E' stato denunciato per maltrattamento, violazione della legge regionale sui
cani d'affezione e di quella comunitaria sul benessere degli animali durante il
trasporto e secondo i carabinieri del Nas (Nucleo antisofisticazione) di Milano
rischia da 6 mesi a 3 anni, ma probabilmente non si farà dentro neanche un
giorno. Stiamo parlando del 31enne titolare di un canile privato di San Giuliano
Milanese che, qualche giorno fa, è stato sorpreso dai militari mentre scaricava
138 cuccioli di varie razze e svezzati anche dopo meno di 60 giorni (la
normativa prevede lo svezzamento a tre mesi, ndr) appena portati da lui
personalmente in Italia dopo un lungo viaggio in auto dall'Ungheria. Si tratta
di cuccioli di Chihuahua, Beagle, Boxer, Terrier, Carlino, Bulldog, Sharpei,
stressati per le pessime condizioni di trasporto (due sono morti durante il
viaggio, altri due qualche giorno dopo) che, secondo i carabinieri, il
rappresentante legale del canile comprava a un centinaio di euro per poi
rivenderli in Italia ad almeno 700 a privati o a negozi. Le indagini sono
partite nell'ambito dei controlli eseguiti dal Nas nel luglio scorso nei canili
del milanese come richiesto dal Sottosegretario al Lavoro, salute e politiche
sociali Francesca Martini. Durante un primo sopralluogo eseguito in agosto, nel
canile di San Giuliano i carabinieri avevano scoperto 40 cuccioli di cani privi
di documentazione sanitaria e di microchip e li avevano posti sotto sequestro
all'interno della struttura per i necessari accertamenti sanitari.

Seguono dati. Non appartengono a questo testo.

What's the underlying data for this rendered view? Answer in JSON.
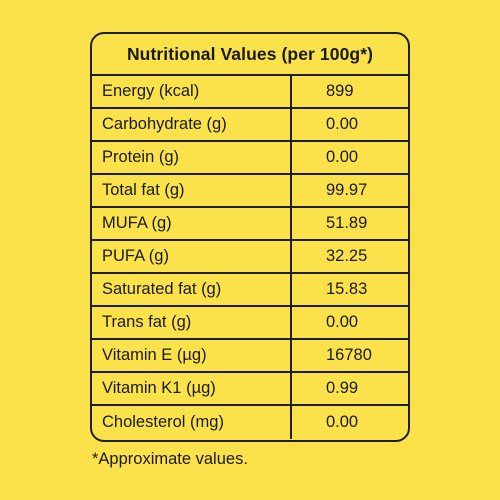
{
  "table": {
    "title": "Nutritional Values (per 100g*)",
    "rows": [
      {
        "name": "Energy (kcal)",
        "value": "899"
      },
      {
        "name": "Carbohydrate (g)",
        "value": "0.00"
      },
      {
        "name": "Protein (g)",
        "value": "0.00"
      },
      {
        "name": "Total fat (g)",
        "value": "99.97"
      },
      {
        "name": "MUFA (g)",
        "value": "51.89"
      },
      {
        "name": "PUFA (g)",
        "value": "32.25"
      },
      {
        "name": "Saturated fat (g)",
        "value": "15.83"
      },
      {
        "name": "Trans fat (g)",
        "value": "0.00"
      },
      {
        "name": "Vitamin E (µg)",
        "value": "16780"
      },
      {
        "name": "Vitamin K1 (µg)",
        "value": "0.99"
      },
      {
        "name": "Cholesterol (mg)",
        "value": "0.00"
      }
    ]
  },
  "footnote": "*Approximate values.",
  "colors": {
    "background": "#fbe24a",
    "border": "#1e1e1e",
    "text": "#1a1a1a"
  }
}
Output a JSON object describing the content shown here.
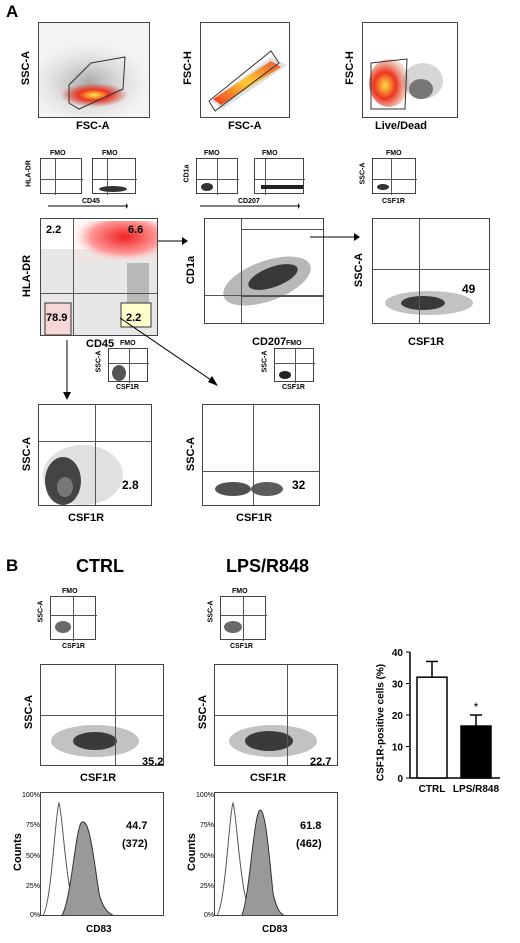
{
  "panel_a": {
    "letter": "A",
    "row1": [
      {
        "x_label": "FSC-A",
        "y_label": "SSC-A"
      },
      {
        "x_label": "FSC-A",
        "y_label": "FSC-H"
      },
      {
        "x_label": "Live/Dead",
        "y_label": "FSC-H"
      }
    ],
    "fmo_label": "FMO",
    "fmo_hla": {
      "y_label": "HLA-DR",
      "x_label": "CD45"
    },
    "fmo_cd1a": {
      "y_label": "CD1a",
      "x_label": "CD207"
    },
    "fmo_ssc": {
      "y_label": "SSC-A",
      "x_label": "CSF1R"
    },
    "hla_plot": {
      "y_label": "HLA-DR",
      "x_label": "CD45",
      "q_tl": "2.2",
      "q_tr": "6.6",
      "q_bl": "78.9",
      "q_br": "2.2"
    },
    "cd1a_plot": {
      "y_label": "CD1a",
      "x_label": "CD207"
    },
    "csf1r_main": {
      "y_label": "SSC-A",
      "x_label": "CSF1R",
      "value": "49"
    },
    "lower_left": {
      "y_label": "SSC-A",
      "x_label": "CSF1R",
      "value": "2.8"
    },
    "lower_right": {
      "y_label": "SSC-A",
      "x_label": "CSF1R",
      "value": "32"
    }
  },
  "panel_b": {
    "letter": "B",
    "ctrl": {
      "title": "CTRL",
      "ssc_value": "35.2",
      "hist_pct": "44.7",
      "hist_mfi": "(372)"
    },
    "lps": {
      "title": "LPS/R848",
      "ssc_value": "22.7",
      "hist_pct": "61.8",
      "hist_mfi": "(462)"
    },
    "ssc_label": "SSC-A",
    "csf1r_label": "CSF1R",
    "counts_label": "Counts",
    "cd83_label": "CD83",
    "hist_ticks": [
      "100%",
      "75%",
      "50%",
      "25%",
      "0%"
    ]
  },
  "chart_data": {
    "type": "bar",
    "categories": [
      "CTRL",
      "LPS/R848"
    ],
    "values": [
      32,
      16.5
    ],
    "errors": [
      5,
      3.5
    ],
    "ylabel": "CSF1R-positive cells (%)",
    "ylim": [
      0,
      40
    ],
    "yticks": [
      "0",
      "10",
      "20",
      "30",
      "40"
    ],
    "significance": "*",
    "colors": [
      "#ffffff",
      "#000000"
    ]
  }
}
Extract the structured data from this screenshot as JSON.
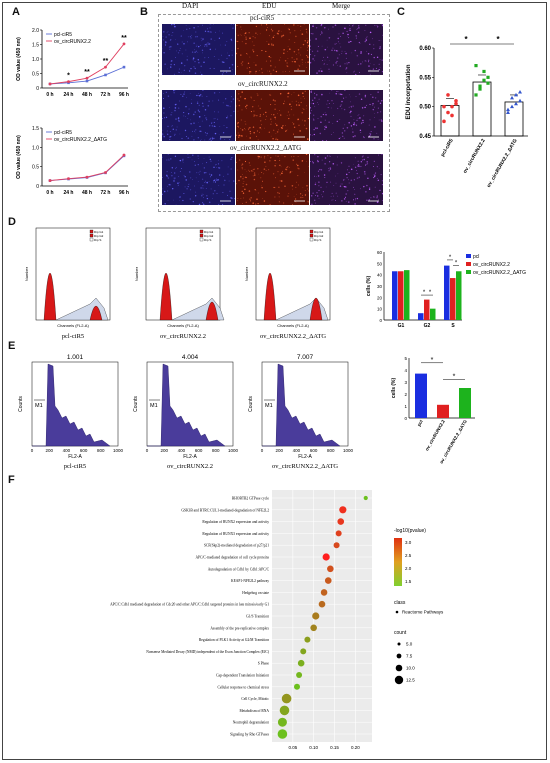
{
  "panels": {
    "a": "A",
    "b": "B",
    "c": "C",
    "d": "D",
    "e": "E",
    "f": "F"
  },
  "panelA": {
    "chart_data": [
      {
        "type": "line",
        "ylabel": "OD value (450 nm)",
        "categories": [
          "0 h",
          "24 h",
          "48 h",
          "72 h",
          "96 h"
        ],
        "yticks": [
          "0",
          "0.5",
          "1.0",
          "1.5",
          "2.0"
        ],
        "ylim": [
          0,
          2.0
        ],
        "series": [
          {
            "name": "pcl-ciR5",
            "values": [
              0.14,
              0.18,
              0.24,
              0.45,
              0.72
            ],
            "color": "#5b6fd6"
          },
          {
            "name": "ov_circRUNX2.2",
            "values": [
              0.14,
              0.22,
              0.34,
              0.72,
              1.52
            ],
            "color": "#e04060"
          }
        ],
        "annotations": [
          "*",
          "**",
          "**",
          "**"
        ]
      },
      {
        "type": "line",
        "ylabel": "OD value (450 nm)",
        "categories": [
          "0 h",
          "24 h",
          "48 h",
          "72 h",
          "96 h"
        ],
        "yticks": [
          "0",
          "0.5",
          "1.0",
          "1.5"
        ],
        "ylim": [
          0,
          1.5
        ],
        "series": [
          {
            "name": "pcl-ciR5",
            "values": [
              0.14,
              0.18,
              0.22,
              0.34,
              0.78
            ],
            "color": "#5b6fd6"
          },
          {
            "name": "ov_circRUNX2.2_ΔATG",
            "values": [
              0.14,
              0.19,
              0.23,
              0.35,
              0.8
            ],
            "color": "#e04060"
          }
        ]
      }
    ]
  },
  "panelB": {
    "headers": [
      "DAPI",
      "EDU",
      "Merge"
    ],
    "rows": [
      "pcl-ciR5",
      "ov_circRUNX2.2",
      "ov_circRUNX2.2_ΔATG"
    ],
    "colors": {
      "dapi": "#1c1760",
      "edu": "#5a1208",
      "merge": "#2a1240"
    }
  },
  "panelC": {
    "chart_data": {
      "type": "bar",
      "ylabel": "EDU incorportation",
      "categories": [
        "pcl-ciR5",
        "ov_circRUNX2.2",
        "ov_circRUNX2.2_ΔATG"
      ],
      "values": [
        0.502,
        0.542,
        0.508
      ],
      "ylim": [
        0.45,
        0.6
      ],
      "yticks": [
        "0.45",
        "0.50",
        "0.55",
        "0.60"
      ],
      "colors": [
        "#e33",
        "#2a2",
        "#3355cc"
      ],
      "points": [
        [
          0.475,
          0.49,
          0.5,
          0.51,
          0.5,
          0.52,
          0.485,
          0.505
        ],
        [
          0.52,
          0.535,
          0.56,
          0.55,
          0.57,
          0.53,
          0.545,
          0.54
        ],
        [
          0.49,
          0.5,
          0.52,
          0.51,
          0.495,
          0.515,
          0.505,
          0.525
        ]
      ],
      "significance": [
        "*",
        "*"
      ]
    }
  },
  "panelD": {
    "histograms": [
      {
        "label": "pcl-ciR5",
        "legend": [
          "Dip G1",
          "Dip G2",
          "Dip S"
        ]
      },
      {
        "label": "ov_circRUNX2.2",
        "legend": [
          "Dip G1",
          "Dip G2",
          "Dip S"
        ]
      },
      {
        "label": "ov_circRUNX2.2_ΔATG",
        "legend": [
          "Dip G1",
          "Dip G2",
          "Dip S"
        ]
      }
    ],
    "axis": {
      "xlabel": "Channels (FL2-A)",
      "ylabel": "Number"
    },
    "chart_data": {
      "type": "bar",
      "ylabel": "cells (%)",
      "categories": [
        "G1",
        "G2",
        "S"
      ],
      "yticks": [
        "0",
        "10",
        "20",
        "30",
        "40",
        "50",
        "60"
      ],
      "ylim": [
        0,
        60
      ],
      "series": [
        {
          "name": "pcl",
          "values": [
            43,
            6,
            48
          ],
          "color": "#1a2ee0"
        },
        {
          "name": "ov_circRUNX2.2",
          "values": [
            43,
            18,
            37
          ],
          "color": "#e02020"
        },
        {
          "name": "ov_circRUNX2.2_ΔATG",
          "values": [
            44,
            10,
            43
          ],
          "color": "#1db31d"
        }
      ],
      "significance": [
        "*",
        "*",
        "*",
        "*"
      ]
    }
  },
  "panelE": {
    "histograms": [
      {
        "value": "1.001",
        "label": "pcl-ciR5",
        "gate": "M1"
      },
      {
        "value": "4.004",
        "label": "ov_circRUNX2.2",
        "gate": "M1"
      },
      {
        "value": "7.007",
        "label": "ov_circRUNX2.2_ΔATG",
        "gate": "M1"
      }
    ],
    "axis": {
      "xlabel": "FL2-A",
      "ylabel": "Counts",
      "xticks": [
        "0",
        "200",
        "400",
        "600",
        "800",
        "1000"
      ]
    },
    "chart_data": {
      "type": "bar",
      "ylabel": "cells (%)",
      "categories": [
        "pcl",
        "ov_circRUNX2.2",
        "ov_circRUNX2.2_ΔATG"
      ],
      "values": [
        3.7,
        1.1,
        2.5
      ],
      "yticks": [
        "0",
        "1",
        "2",
        "3",
        "4",
        "5"
      ],
      "ylim": [
        0,
        5
      ],
      "colors": [
        "#1a2ee0",
        "#e02020",
        "#1db31d"
      ],
      "significance": [
        "*",
        "*"
      ]
    }
  },
  "panelF": {
    "chart_data": {
      "type": "scatter",
      "pathways": [
        "RHOBTB2 GTPase cycle",
        "GSK3B and BTRC:CUL1-mediated-degradation of NFE2L2",
        "Regulation of RUNX2 expression and activity",
        "Regulation of RUNX3 expression and activity",
        "SCF(Skp2)-mediated degradation of p27/p21",
        "APC/C-mediated degradation of cell cycle proteins",
        "Autodegradation of Cdh1 by Cdh1:APC/C",
        "KEAP1-NFE2L2 pathway",
        "Hedgehog on state",
        "APC/C:Cdh1 mediated degradation of Cdc20 and other APC/C:Cdh1 targeted proteins in late mitosis/early G1",
        "G1/S Transition",
        "Assembly of the pre-replicative complex",
        "Regulation of PLK1 Activity at G2/M Transition",
        "Nonsense Mediated Decay (NMD) independent of the Exon Junction Complex (EJC)",
        "S Phase",
        "Cap-dependent Translation Initiation",
        "Cellular response to chemical stress",
        "Cell Cycle, Mitotic",
        "Metabolism of RNA",
        "Neutrophil degranulation",
        "Signaling by Rho GTPases"
      ],
      "ratio": [
        0.225,
        0.17,
        0.165,
        0.16,
        0.155,
        0.13,
        0.14,
        0.135,
        0.125,
        0.12,
        0.105,
        0.1,
        0.085,
        0.075,
        0.07,
        0.065,
        0.06,
        0.035,
        0.03,
        0.025,
        0.025
      ],
      "logp": [
        1.6,
        3.3,
        3.2,
        3.1,
        3.0,
        3.5,
        2.9,
        2.8,
        2.7,
        2.6,
        2.4,
        2.3,
        2.0,
        1.9,
        1.8,
        1.7,
        1.6,
        2.1,
        1.9,
        1.7,
        1.6
      ],
      "count": [
        3,
        8,
        7,
        6,
        6,
        8,
        7,
        7,
        7,
        7,
        8,
        7,
        6,
        6,
        7,
        6,
        6,
        12,
        12,
        11,
        12
      ],
      "xticks": [
        "0.05",
        "0.10",
        "0.15",
        "0.20"
      ],
      "xlim": [
        0.0,
        0.24
      ],
      "legend": {
        "color_title": "-log10(pvalue)",
        "color_ticks": [
          "3.0",
          "2.5",
          "2.0",
          "1.5"
        ],
        "class_title": "class",
        "class_item": "Reactome Pathways",
        "count_title": "count",
        "count_items": [
          "5.0",
          "7.5",
          "10.0",
          "12.5"
        ]
      }
    }
  }
}
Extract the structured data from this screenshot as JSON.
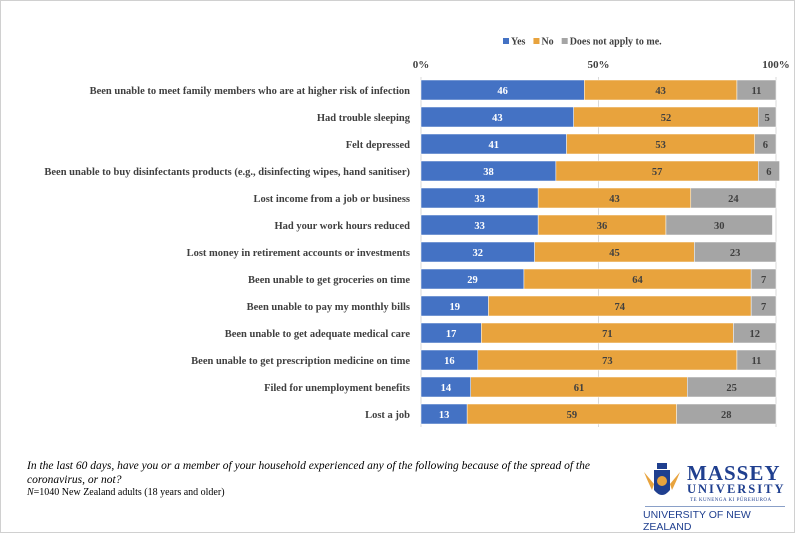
{
  "chart_data": {
    "type": "bar",
    "orientation": "horizontal",
    "stacked": true,
    "categories": [
      "Been unable to meet family members who are at higher risk of infection",
      "Had trouble sleeping",
      "Felt depressed",
      "Been unable to buy disinfectants products (e.g., disinfecting wipes, hand sanitiser)",
      "Lost income from a job or business",
      "Had your work hours reduced",
      "Lost money in retirement accounts or investments",
      "Been unable to get groceries on time",
      "Been unable to pay my monthly bills",
      "Been unable to get adequate medical care",
      "Been unable to get prescription medicine on time",
      "Filed for unemployment benefits",
      "Lost a job"
    ],
    "series": [
      {
        "name": "Yes",
        "color": "#4472c4",
        "values": [
          46,
          43,
          41,
          38,
          33,
          33,
          32,
          29,
          19,
          17,
          16,
          14,
          13
        ]
      },
      {
        "name": "No",
        "color": "#e8a33d",
        "values": [
          43,
          52,
          53,
          57,
          43,
          36,
          45,
          64,
          74,
          71,
          73,
          61,
          59
        ]
      },
      {
        "name": "Does not apply to me.",
        "color": "#a5a5a5",
        "values": [
          11,
          5,
          6,
          6,
          24,
          30,
          23,
          7,
          7,
          12,
          11,
          25,
          28
        ]
      }
    ],
    "xticks": [
      "0%",
      "50%",
      "100%"
    ],
    "xlim": [
      0,
      100
    ],
    "legend": "top",
    "grid": true
  },
  "footer": {
    "question": "In the last 60 days, have you or a member of your household experienced any of the following because of the spread of the coronavirus, or not?",
    "sample_n": "N",
    "sample_rest": "=1040 New Zealand adults (18 years and older)"
  },
  "logo": {
    "name": "MASSEY",
    "university": "UNIVERSITY",
    "maori": "TE KUNENGA KI PŪREHUROA",
    "tagline": "UNIVERSITY OF NEW ZEALAND"
  }
}
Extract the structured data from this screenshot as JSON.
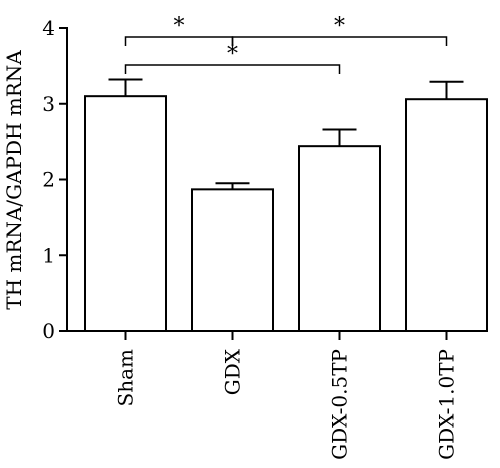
{
  "chart_data": {
    "type": "bar",
    "title": "",
    "xlabel": "",
    "ylabel": "TH mRNA/GAPDH mRNA",
    "ylim": [
      0,
      4
    ],
    "yticks": [
      0,
      1,
      2,
      3,
      4
    ],
    "grid": false,
    "categories": [
      "Sham",
      "GDX",
      "GDX-0.5TP",
      "GDX-1.0TP"
    ],
    "values": [
      3.1,
      1.87,
      2.44,
      3.06
    ],
    "errors": [
      0.22,
      0.08,
      0.22,
      0.23
    ],
    "bar_fill": "#ffffff",
    "bar_edge": "#000000",
    "significance": [
      {
        "from": 0,
        "to": 1,
        "label": "*"
      },
      {
        "from": 1,
        "to": 3,
        "label": "*"
      },
      {
        "from": 0,
        "to": 2,
        "label": "*"
      }
    ]
  }
}
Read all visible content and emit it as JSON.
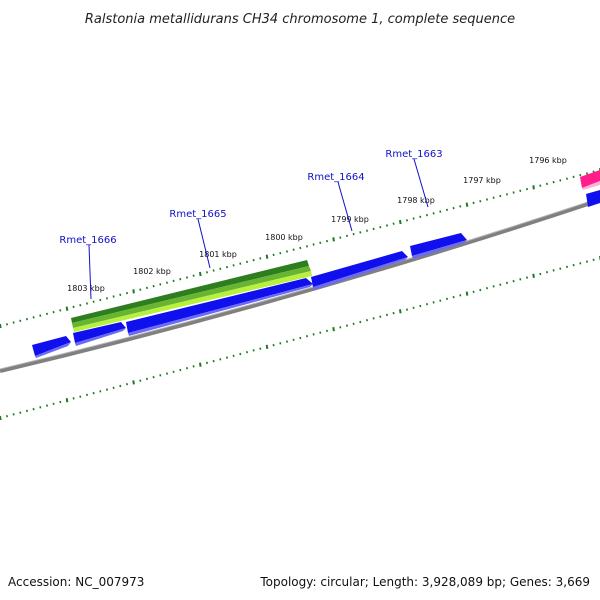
{
  "title": "Ralstonia metallidurans CH34 chromosome 1, complete sequence",
  "footer": {
    "accession": "Accession: NC_007973",
    "summary": "Topology: circular; Length: 3,928,089 bp; Genes: 3,669"
  },
  "colors": {
    "backbone": "#808080",
    "tick": "#1e7a1e",
    "gene_forward": "#1010ee",
    "cds_dark": "#2e7d1e",
    "cds_light": "#b8f040",
    "rrna": "#ff1e8c",
    "label": "#1010c8"
  },
  "scale_labels": [
    "1803 kbp",
    "1802 kbp",
    "1801 kbp",
    "1800 kbp",
    "1799 kbp",
    "1798 kbp",
    "1797 kbp",
    "1796 kbp"
  ],
  "gene_labels": [
    "Rmet_1666",
    "Rmet_1665",
    "Rmet_1664",
    "Rmet_1663"
  ]
}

Il 14 agosto
il rappresentante legale del canile aveva però sporto denuncia presso la locale
tenenza dei carabinieri per il furto di dieci cuccioli sequestrati e, quando in
settembre i veterinari della Asl si erano presentati per i controlli di rito,
avevano scoperto che i rimanenti 30 cagnolini erano stati venduti malgrado
fossero ancora sotto sequestro. L'uomo era stato quindi denunciato alla Procura
di Lodi per violazione degli obblighi di custodia degli animali. Da allora i
carabinieri del Nucleo antisofisticazione avevano deciso di tenere costantemente
d'occhio il canile. Qualche giorno fa , quindi, il blitz, durante il quale i
militari hanno colto in flagranza lo stesso uomo che aveva appena scaricato dal
suo furgone i 138 cuccioli acquistati e trasportati da lui stesso in condizioni
disumane dall'Ungheria in violazione di qualsiasi normativa. "Il traffico di
questi cani è economicamente molto vantaggioso e ora stiamo indagando per
capirne le esatte dimensioni e complicità - ha spiegato il capitano dei Nas di
Milano Paolo Belgi - . Questi 138 cuccioli non ne sono affetti, ma molti cani
provenienti dall'Ungheria risultano poi malati di rabbia . Per questo rivolgiamo
un pressante invito a non acquistare cuccioli senza microchip e senza o con
parziale documentazione medica e a segnalare a noi o alle Asl eventuali
venditori senza scrupoli o compravendite poco chiare". Il 30 settembre scorso un
servizio giornalistico della nota trasmissione televisiva "Le Iene" aveva
denunciato il traffico illegale di cuccioli di cane tra Italia e Ungheria.